Life imprisonment for inaction alone doesn’t seem right to me at all. Maybe it’s because of the thousand more crimes that go unrecorded and unnoticed, the thousand more cases that are half-heartedly investigated and quietly dropped, the thousand more criminals who get away with brutal murder without so much as a warning. If I started hyperlinking examples of the aforementioned, I would never be able to stop. There are far too many of them, glaring from the front page of every newspaper in this country.
I have spent much time and many words trying to defend these seven men, though I don’t sympathise with them half as much as I sympathise with whom they shot and left to die. The truth, however, is that I am vehemently against both capital punishment and life imprisonment.
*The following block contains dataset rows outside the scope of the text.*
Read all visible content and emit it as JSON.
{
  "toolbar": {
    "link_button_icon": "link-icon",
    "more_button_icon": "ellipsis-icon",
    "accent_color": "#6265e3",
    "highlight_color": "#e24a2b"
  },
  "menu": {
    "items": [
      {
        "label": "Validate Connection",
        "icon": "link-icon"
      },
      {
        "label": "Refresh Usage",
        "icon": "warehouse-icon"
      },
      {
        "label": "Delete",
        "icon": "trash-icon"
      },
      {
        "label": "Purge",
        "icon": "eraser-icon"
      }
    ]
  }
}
These forms of punishment exemplify to me the road often left untaken: that of true education. For education, here, is not of the examination and textbook kind. It is instead constructed of thought, empathy and morality; a keen awareness of the world that surrounds us and the people that inhabit it. This kind of education should be entirely innate, but like most hereditary traits it is how this innate education interacts with what our environments throw at us that really make a person. Maybe these seven rangers grew up in communities where violence was always around the corner, or in homes where domestic abuse was the norm. Maybe they never got the kind of education we should all be getting, and maybe this robbed them of basic humanity.
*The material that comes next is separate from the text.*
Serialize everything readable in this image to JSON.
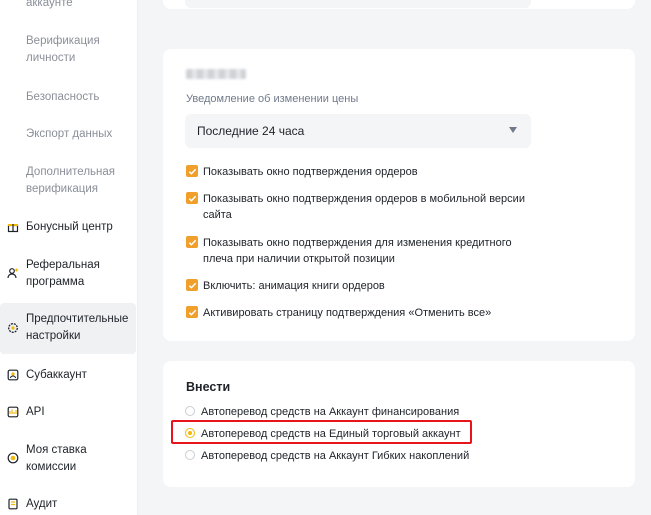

Perhaps I should explain what exactly I mean when I suggest education is a necessary alternative to incarceration. I am not campaigning for prisons to be abolished. No, I am just campaigning for their reform. For a third-world country such as ours, reforming prisons is not a priority. However, prisons should function as communities where there is ample access to educational classes and recreational activities that are designed to reform inmates. Sentences should be shortened and regarded as rehab-time rather than jail-time. A system like this one would not only give inmates a chance to think about what they have done wrong but also a chance to want to lead a better life, and ultimately a chance to want to be a better person. I am well aware that the seven rangers will never see a prison like the one I have described. No matter. Let’s just ask what if?
What if these men were given a chance at reform, a chance at learning, perhaps for the very first time, what empathy is. They certainly didn’t know of it the day they killed Sarfaraz Shah, and they may still not know of it now. If the loss of an innate sense of empathy is something that can be blamed on the environments we are raised in, or the environments we work in, then these seven men retain the right to have made a mistake.
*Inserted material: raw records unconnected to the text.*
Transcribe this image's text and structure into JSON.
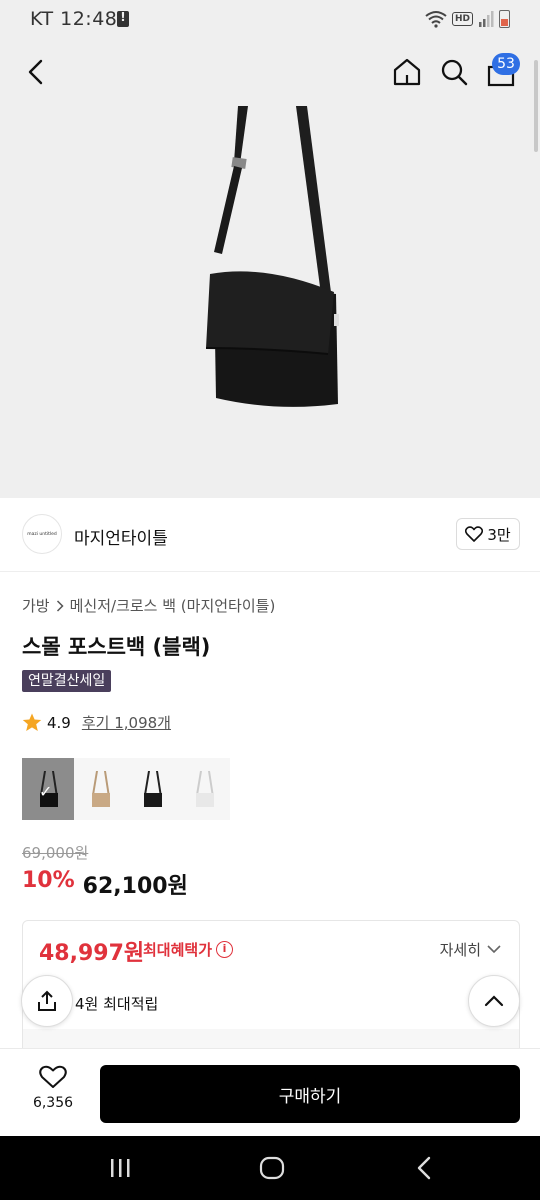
{
  "status_bar": {
    "carrier_time": "KT 12:48",
    "hd_label": "HD"
  },
  "header": {
    "cart_count": "53"
  },
  "brand": {
    "logo_text": "mazi untitled",
    "name": "마지언타이틀",
    "like_count": "3만"
  },
  "breadcrumb": {
    "category": "가방",
    "subcategory": "메신저/크로스 백 (마지언타이틀)"
  },
  "product": {
    "title": "스몰 포스트백 (블랙)",
    "sale_tag": "연말결산세일",
    "rating": "4.9",
    "reviews": "후기 1,098개",
    "original_price": "69,000원",
    "discount": "10%",
    "price": "62,100원"
  },
  "color_options": [
    {
      "name": "black",
      "selected": true
    },
    {
      "name": "beige",
      "selected": false
    },
    {
      "name": "black-alt",
      "selected": false
    },
    {
      "name": "white",
      "selected": false
    }
  ],
  "benefit": {
    "max_price": "48,997원",
    "max_label": "최대혜택가",
    "detail_label": "자세히",
    "points": "4원 최대적립"
  },
  "bottom_bar": {
    "wish_count": "6,356",
    "buy_label": "구매하기"
  },
  "colors": {
    "accent_red": "#e0323c",
    "badge_blue": "#2f6fe4",
    "sale_tag_bg": "#4a3f5c"
  }
}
In my opinion, punishments do little for mistakes outside of breeding further bitterness and hatred.
If these seven men were given a shot at reform, at a real education, they may learn that what they did was grossly inhuman. This is the only way they can really regret what they’ve done. The only way they can understand it. For there is no point in all of us trying to understand those moments captured on film if they don’t do so as well.